Students display unique forms of art

Liana Ariza, Reporter

To master the skill of art alone is hard. Not everyone is as skilled to draw or paint so perfectly.

Now imagine doing a masterpiece with only spray paint and  paper.

That is exactly what Andrew Vargas, junior, and James Romero-Carrillo, also known as Jaro, sophomore, do.

Vargas makes wonderful spray paint art that is centered around galaxies and oceans. And Romero-Carrillo draws comics or manga art style.

Vargas started his art journey in the summer of 2017 by “watching videos on YouTube and then eventually watching tutorials. “I then picked up an old can of spray paint and it started that way,” he said.

Vargas describes his art “as

another sort of art style that people use. It’s a lot more free and doesn’t take as much planning as other types of art,” he said.

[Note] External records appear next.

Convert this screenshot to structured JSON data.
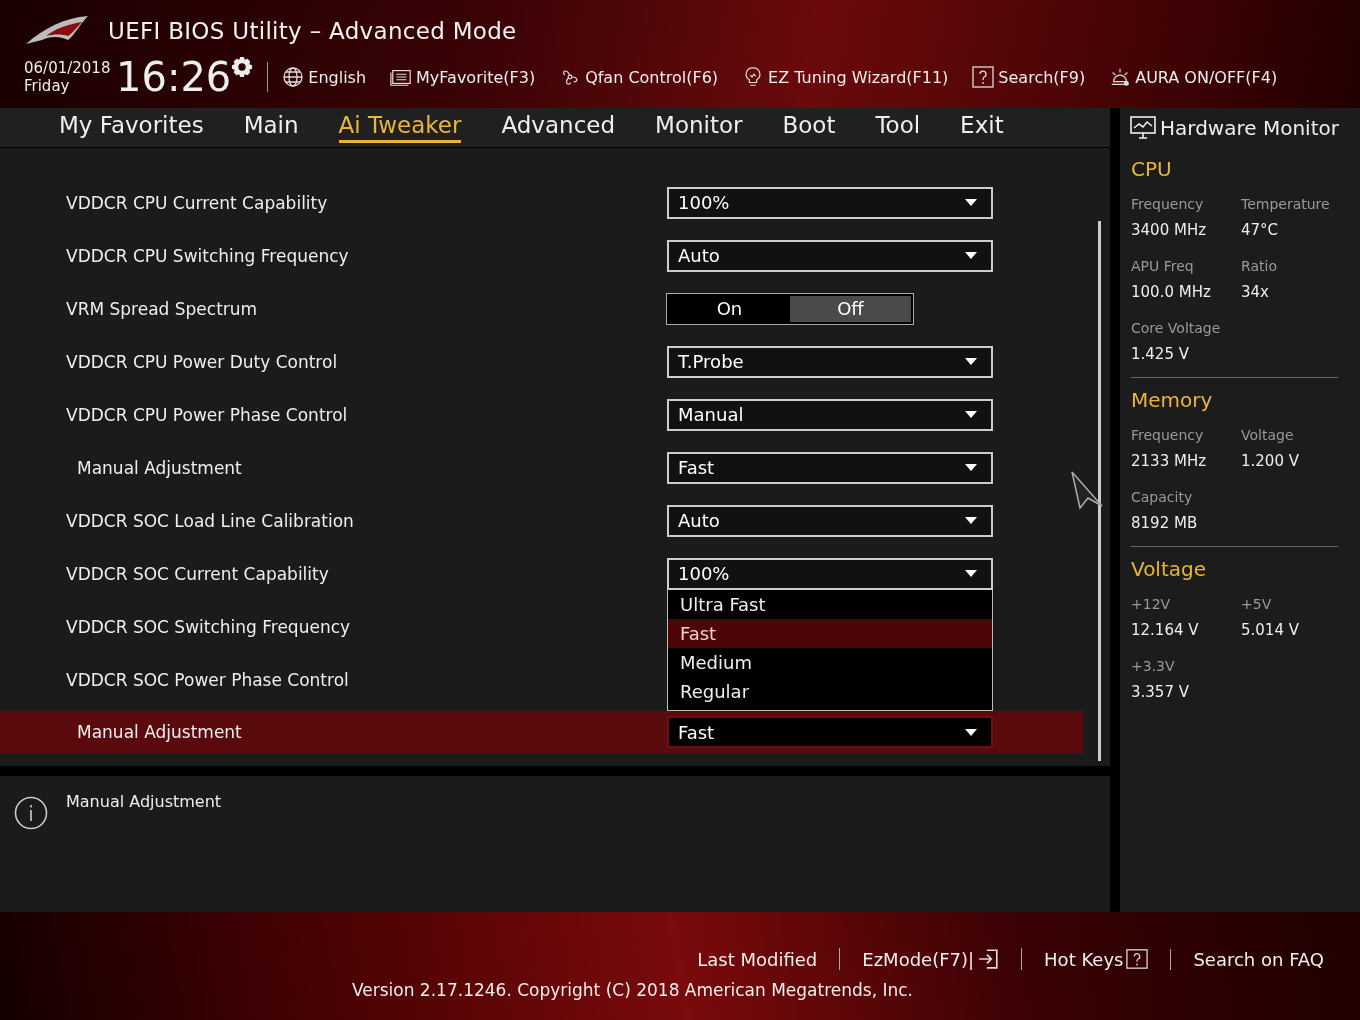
{
  "header": {
    "title": "UEFI BIOS Utility – Advanced Mode",
    "date": "06/01/2018",
    "day": "Friday",
    "time": "16:26",
    "tools": [
      {
        "kind": "language",
        "label": "English"
      },
      {
        "kind": "favorite",
        "label": "MyFavorite(F3)"
      },
      {
        "kind": "fan",
        "label": "Qfan Control(F6)"
      },
      {
        "kind": "wizard",
        "label": "EZ Tuning Wizard(F11)"
      },
      {
        "kind": "search",
        "label": "Search(F9)"
      },
      {
        "kind": "aura",
        "label": "AURA ON/OFF(F4)"
      }
    ]
  },
  "tabs": [
    {
      "label": "My Favorites",
      "selected": false
    },
    {
      "label": "Main",
      "selected": false
    },
    {
      "label": "Ai Tweaker",
      "selected": true
    },
    {
      "label": "Advanced",
      "selected": false
    },
    {
      "label": "Monitor",
      "selected": false
    },
    {
      "label": "Boot",
      "selected": false
    },
    {
      "label": "Tool",
      "selected": false
    },
    {
      "label": "Exit",
      "selected": false
    }
  ],
  "settings": [
    {
      "label": "VDDCR CPU Current Capability",
      "kind": "dropdown",
      "value": "100%",
      "selected": false
    },
    {
      "label": "VDDCR CPU Switching Frequency",
      "kind": "dropdown",
      "value": "Auto",
      "selected": false
    },
    {
      "label": "VRM Spread Spectrum",
      "kind": "toggle",
      "options": [
        {
          "label": "On",
          "selected": false
        },
        {
          "label": "Off",
          "selected": true
        }
      ],
      "selected": false
    },
    {
      "label": "VDDCR CPU Power Duty Control",
      "kind": "dropdown",
      "value": "T.Probe",
      "selected": false
    },
    {
      "label": "VDDCR CPU Power Phase Control",
      "kind": "dropdown",
      "value": "Manual",
      "selected": false,
      "children": [
        {
          "label": "Manual Adjustment",
          "kind": "dropdown",
          "value": "Fast",
          "selected": false
        }
      ]
    },
    {
      "label": "VDDCR SOC Load Line Calibration",
      "kind": "dropdown",
      "value": "Auto",
      "selected": false
    },
    {
      "label": "VDDCR SOC Current Capability",
      "kind": "dropdown",
      "value": "100%",
      "expanded": true,
      "selected": false,
      "options": [
        {
          "label": "Ultra Fast",
          "selected": false
        },
        {
          "label": "Fast",
          "selected": true
        },
        {
          "label": "Medium",
          "selected": false
        },
        {
          "label": "Regular",
          "selected": false
        }
      ]
    },
    {
      "label": "VDDCR SOC Switching Frequency",
      "selected": false
    },
    {
      "label": "VDDCR SOC Power Phase Control",
      "selected": false,
      "children": [
        {
          "label": "Manual Adjustment",
          "kind": "dropdown",
          "value": "Fast",
          "selected": true
        }
      ]
    }
  ],
  "help": {
    "text": "Manual Adjustment"
  },
  "monitor": {
    "title": "Hardware Monitor",
    "sections": [
      {
        "title": "CPU",
        "items": [
          {
            "label": "Frequency",
            "value": "3400 MHz"
          },
          {
            "label": "Temperature",
            "value": "47°C"
          },
          {
            "label": "APU Freq",
            "value": "100.0 MHz"
          },
          {
            "label": "Ratio",
            "value": "34x"
          },
          {
            "label": "Core Voltage",
            "value": "1.425 V"
          }
        ]
      },
      {
        "title": "Memory",
        "items": [
          {
            "label": "Frequency",
            "value": "2133 MHz"
          },
          {
            "label": "Voltage",
            "value": "1.200 V"
          },
          {
            "label": "Capacity",
            "value": "8192 MB"
          }
        ]
      },
      {
        "title": "Voltage",
        "items": [
          {
            "label": "+12V",
            "value": "12.164 V"
          },
          {
            "label": "+5V",
            "value": "5.014 V"
          },
          {
            "label": "+3.3V",
            "value": "3.357 V"
          }
        ]
      }
    ]
  },
  "footer": {
    "links": [
      {
        "kind": "plain",
        "label": "Last Modified"
      },
      {
        "kind": "exit",
        "label": "EzMode(F7)|"
      },
      {
        "kind": "help",
        "label": "Hot Keys"
      },
      {
        "kind": "plain",
        "label": "Search on FAQ"
      }
    ],
    "version": "Version 2.17.1246. Copyright (C) 2018 American Megatrends, Inc."
  }
}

To start this art, Vargas said he has a sketchbook to sketch his ideas and, once he has those down, he moves on to a blank canvas.

When first seeing Vargas’ art, it looks impossible to do since the colors are so perfectly blended and the overall result itself looks flawless. But to Vargas it’s not hard at all. In fact, he has the process down so well it’s amazing.

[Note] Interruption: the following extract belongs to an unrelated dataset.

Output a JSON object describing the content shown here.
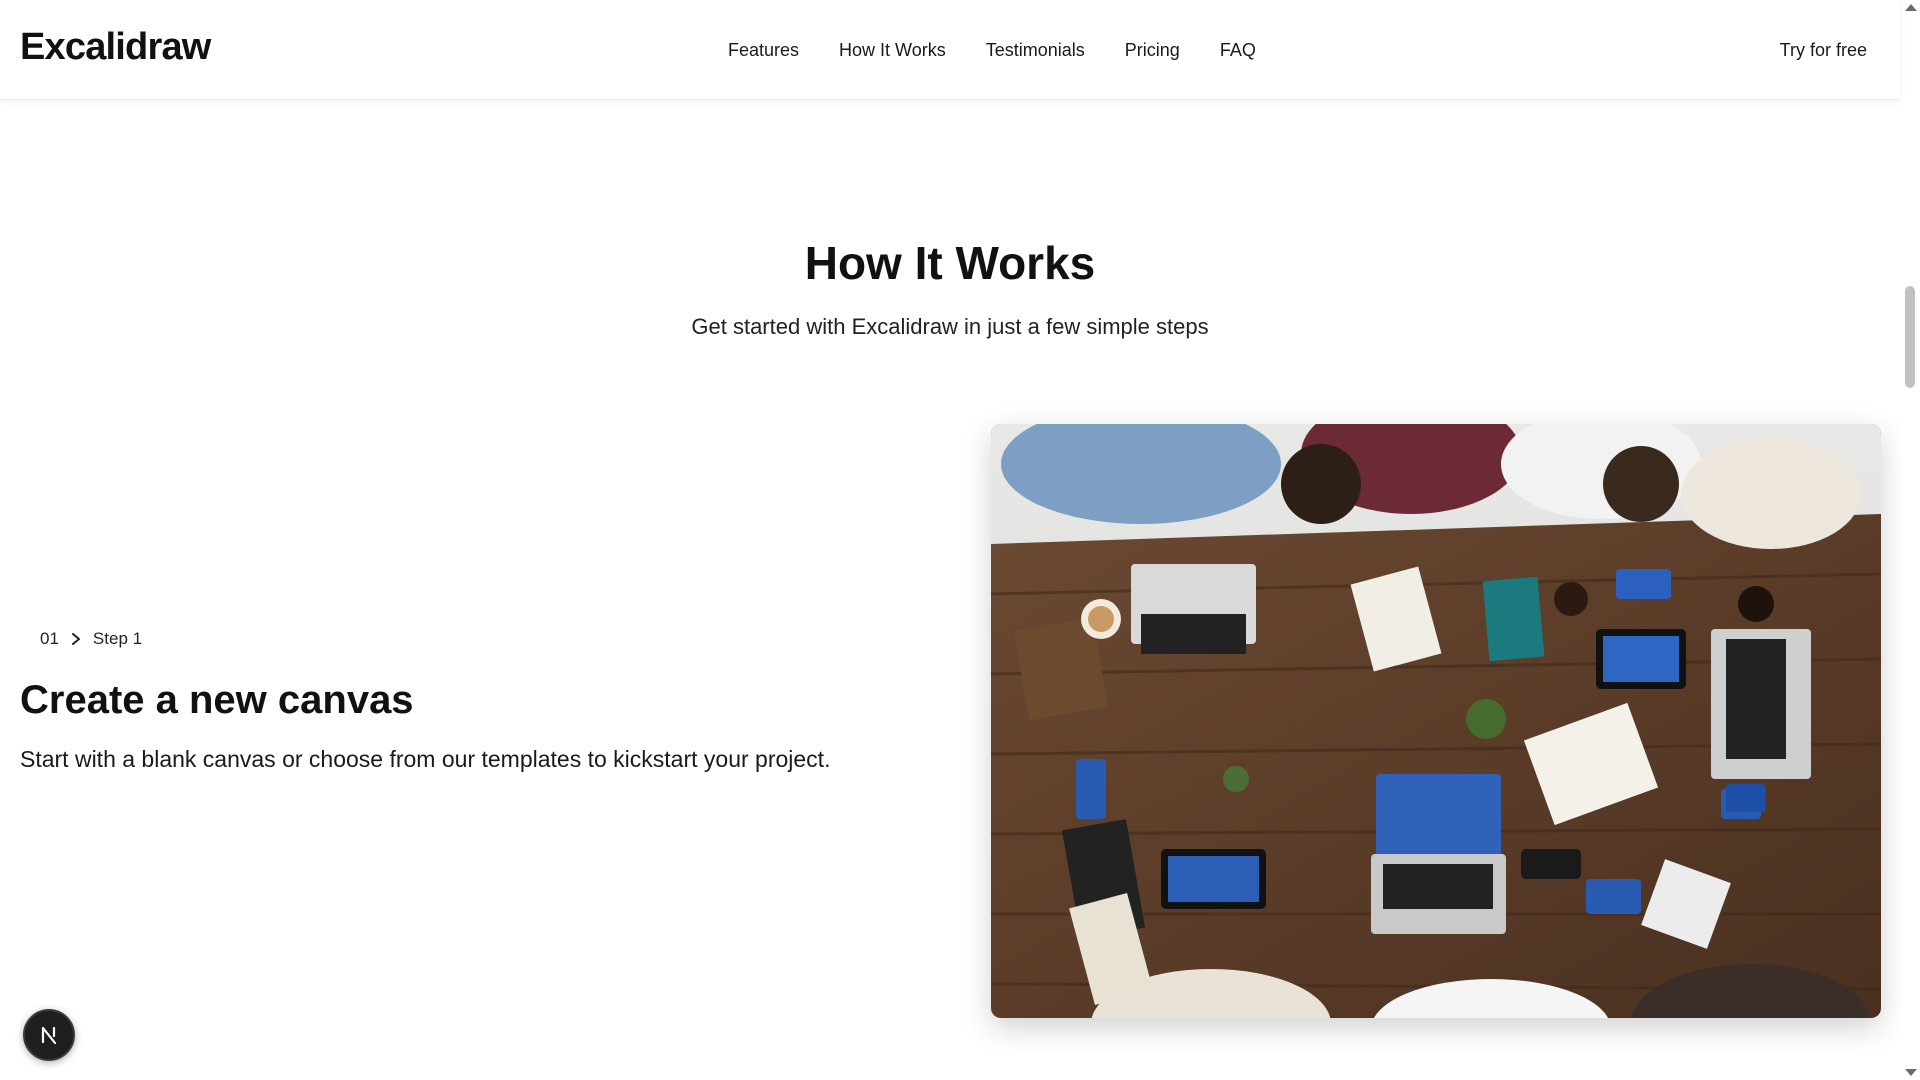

“After I plan out what I’m doing… I normally start by if I need a base layer… I’ll do that, but I start with the planets because I usually end up having to cover that with lids to stop them from getting paint on them, then I’ll just do the background,” said Vargas.

Vargas said he became interested because he would see people do it and he bought a painting at a fair a while ago. He hasn’t entered his art in anything so far but is interested in entering it in something soon.

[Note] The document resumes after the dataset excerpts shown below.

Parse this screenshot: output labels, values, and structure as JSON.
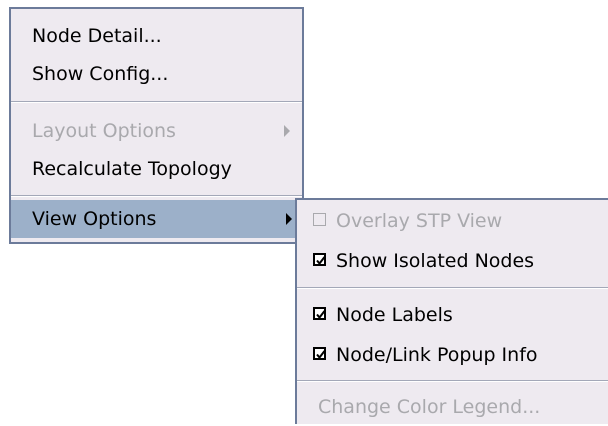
{
  "context_menu": {
    "items": [
      {
        "label": "Node Detail...",
        "enabled": true
      },
      {
        "label": "Show Config...",
        "enabled": true
      },
      {
        "label": "Layout Options",
        "enabled": false,
        "has_submenu": true
      },
      {
        "label": "Recalculate Topology",
        "enabled": true
      },
      {
        "label": "View Options",
        "enabled": true,
        "has_submenu": true,
        "selected": true
      }
    ]
  },
  "view_options_submenu": {
    "items": [
      {
        "label": "Overlay STP View",
        "enabled": false,
        "checked": false
      },
      {
        "label": "Show Isolated Nodes",
        "enabled": true,
        "checked": true
      },
      {
        "label": "Node Labels",
        "enabled": true,
        "checked": true
      },
      {
        "label": "Node/Link Popup Info",
        "enabled": true,
        "checked": true
      },
      {
        "label": "Change Color Legend...",
        "enabled": false
      }
    ]
  },
  "colors": {
    "menu_background": "#eeeaf0",
    "menu_border": "#6c7b9a",
    "selection_background": "#9cb0c9",
    "disabled_text": "#a9a9ad"
  }
}
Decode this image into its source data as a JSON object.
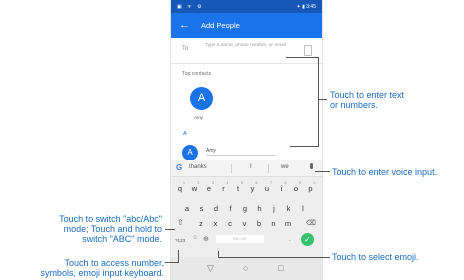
{
  "status_bar": {
    "left_icons": "▣ ᯤ ⚙",
    "right_text": "✦ ▮ 3:45"
  },
  "app_bar": {
    "back_icon": "←",
    "title": "Add People"
  },
  "to_field": {
    "label": "To",
    "placeholder": "Type a name, phone number, or email"
  },
  "section_label": "Top contacts",
  "contacts": [
    {
      "initial": "A",
      "name": "Amy"
    }
  ],
  "index_letter": "A",
  "list_contact": {
    "initial": "A",
    "name": "Amy"
  },
  "keyboard": {
    "suggestions": [
      "thanks",
      "I",
      "we"
    ],
    "row1": [
      "q",
      "w",
      "e",
      "r",
      "t",
      "y",
      "u",
      "i",
      "o",
      "p"
    ],
    "row1_sup": [
      "1",
      "2",
      "3",
      "4",
      "5",
      "6",
      "7",
      "8",
      "9",
      "0"
    ],
    "row2": [
      "a",
      "s",
      "d",
      "f",
      "g",
      "h",
      "j",
      "k",
      "l"
    ],
    "row3": [
      "z",
      "x",
      "c",
      "v",
      "b",
      "n",
      "m"
    ],
    "shift": "⇧",
    "backspace": "⌫",
    "num_key": "?123",
    "emoji_key": "☺",
    "globe": "⊕",
    "space_label": "EN • US",
    "period": ".",
    "enter": "✓"
  },
  "navbar": {
    "back": "▽",
    "home": "○",
    "recents": "□"
  },
  "callouts": {
    "enter_text": "Touch to enter text\nor numbers.",
    "voice": "Touch to enter voice input.",
    "shift": "Touch to switch \"abc/Abc\"\nmode; Touch and hold to\nswitch \"ABC\" mode.",
    "emoji": "Touch to select emoji.",
    "numbers": "Touch to access number,\nsymbols, emoji input keyboard."
  },
  "colors": {
    "accent": "#1a73e8",
    "callout_text": "#1a6cbf",
    "enter_key": "#37c36b"
  }
}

James Romero-Carrillo said his art is an animation that originally started in Japan, and is a combination of “Akira Toryamia art style for the body and facial features based on Yusei Matsui art style.” Toryamia is most known for the Dragon Ball franchiseand Matsui is known for Assassination Classroom.

Romero-Carrillo said he started drawing when he was 3 years old. He started off drawing stick figures then his art improved when he was introduced to anime.

“It’s based on mood and stress. I usually draw more and  more focused on it when I’m a little stressed out. But I draw more efficiently when I’m care free,” said Romero-Carrillo.

Romero-Carrillo said he has never entered his art in any competitions but he is interested in doing so as well.

Andrew Vargas photographed with one of his pieces.